NEWPORT NEWS, Va (NNS) -- USS Carl Vinson (CVN 70) Deck Department saved the aircraft carrier approximately $110,000 May 20 when Sailors painted the ship's waterline instead of outsourcing the job to contractors.
The task of painting the ship's waterline is important for operations since it marks the level at which the ship floats in the water, but it can also be a long and expensive project given the size of the aircraft carrier.
"It's good to save the carrier money because we can use those funds for Morale, Welfare and Recreation (MWR) and other command functions," said Boatswain's Mate 3rd Class Michael Sternberg.
The process of painting the waterline is a difficult task during which a crew of three Sailors transits the water around the ship in order to prepare for painting. A site supervisor ensures all proper personnel equipment is used since safety is paramount due to all the hazards involved.

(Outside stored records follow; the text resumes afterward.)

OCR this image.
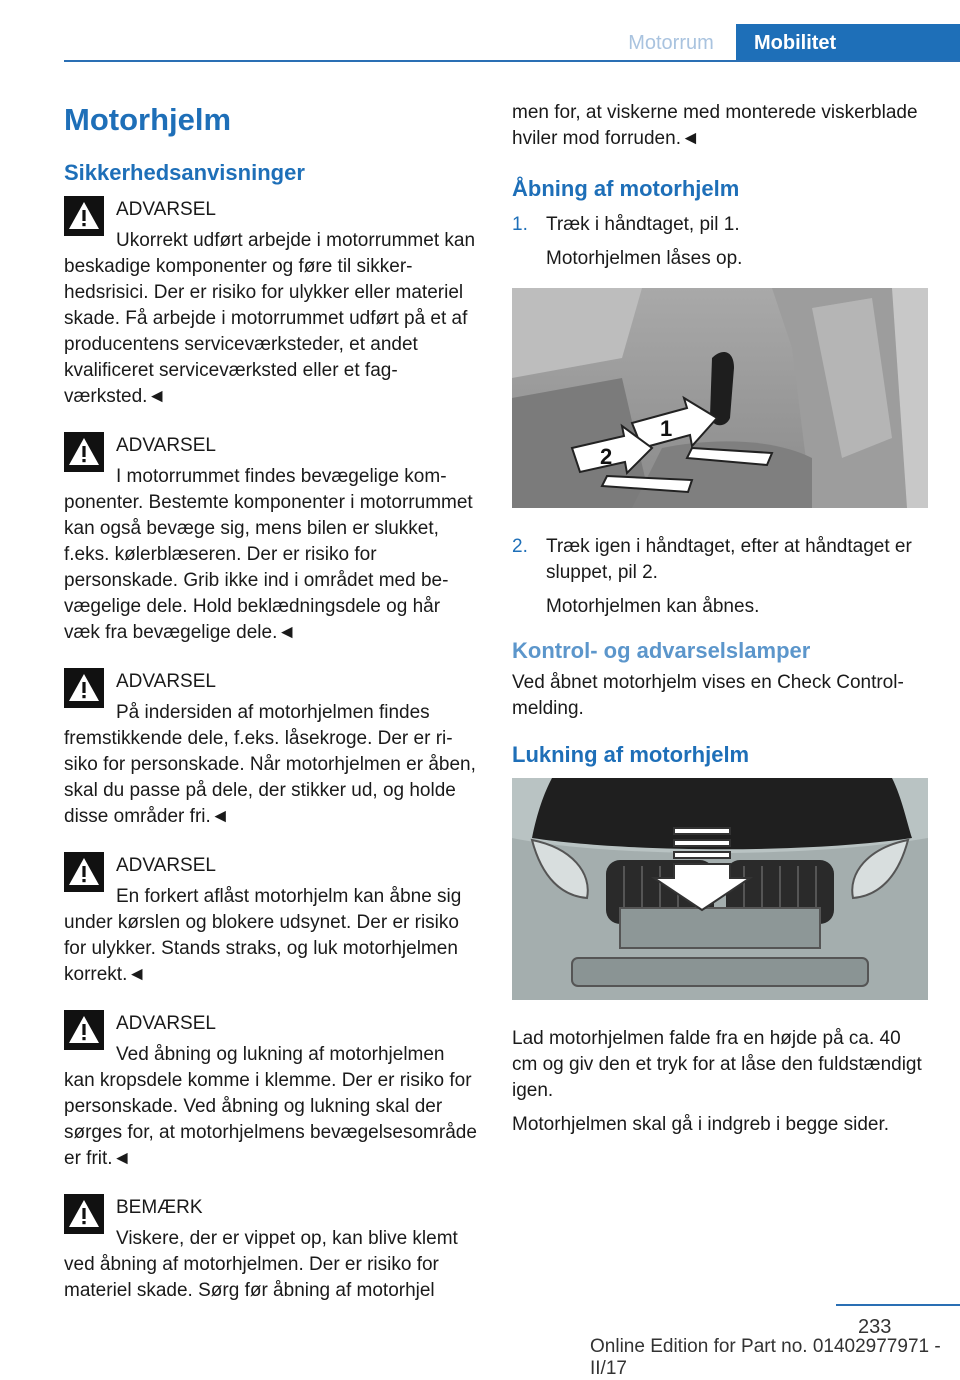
Motorrum	Mobilitet
Motorhjelm
Sikkerhedsanvisninger
ADVARSEL
Ukorrekt udført arbejde i motorrummet kan beskadige komponenter og føre til sikkerhedsrisici. Der er risiko for ulykker eller materiel skade. Få arbejde i motorrummet udført på et af producentens serviceværksteder, et andet kvalificeret serviceværksted eller et fagværksted.◄
ADVARSEL
I motorrummet findes bevægelige komponenter. Bestemte komponenter i motorrummet kan også bevæge sig, mens bilen er slukket, f.eks. kølerblæseren. Der er risiko for personskade. Grib ikke ind i området med bevægelige dele. Hold beklædningsdele og hår væk fra bevægelige dele.◄
ADVARSEL
På indersiden af motorhjelmen findes fremstikkende dele, f.eks. låsekroge. Der er risiko for personskade. Når motorhjelmen er åben, skal du passe på dele, der stikker ud, og holde disse områder fri.◄
ADVARSEL
En forkert aflåst motorhjelm kan åbne sig under kørslen og blokere udsynet. Der er risiko for ulykker. Stands straks, og luk motorhjelmen korrekt.◄
ADVARSEL
Ved åbning og lukning af motorhjelmen kan kropsdele komme i klemme. Der er risiko for personskade. Ved åbning og lukning skal der sørges for, at motorhjelmens bevægelsesområde er frit.◄
BEMÆRK
Viskere, der er vippet op, kan blive klemt ved åbning af motorhjelmen. Der er risiko for materiel skade. Sørg før åbning af motorhjel

men for, at viskerne med monterede viskerblade hviler mod forruden.◄

Åbning af motorhjelm
1. Træk i håndtaget, pil 1.
Motorhjelmen låses op.
1
2
2. Træk igen i håndtaget, efter at håndtaget er sluppet, pil 2.
Motorhjelmen kan åbnes.
Kontrol- og advarselslamper

Ved åbnet motorhjelm vises en Check Control-melding.

Lukning af motorhjelm

Lad motorhjelmen falde fra en højde på ca. 40 cm og giv den et tryk for at låse den fuldstændigt igen.

Motorhjelmen skal gå i indgreb i begge sider.

233
Online Edition for Part no. 01402977971 - II/17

With crew certification, current projects and other shipboard tasks, deck department took this project on a moment's notice.
"I know taking the project head on is better than to outsource it because it brings a sense of pride to the department, and it brings us one step closer to going out to sea." said Boatswain's Mate 1st Class (SW/AW) Anna L. Brooks.
Carl Vinson is completing its scheduled refueling complex overhaul (RCOH) at Northrop Grumman Shipbuilding. The RCOH is an extensive yard period that all Nimitz-class aircraft carriers go through near the mid-point of their 50-year life cycle.
During RCOH, Carl Vinson's nuclear fuel has been replenished and the ship's services and infrastructure upgraded to make her the most state-of-the-art aircraft carrier in the fleet and prepare for another 25 years or more of service.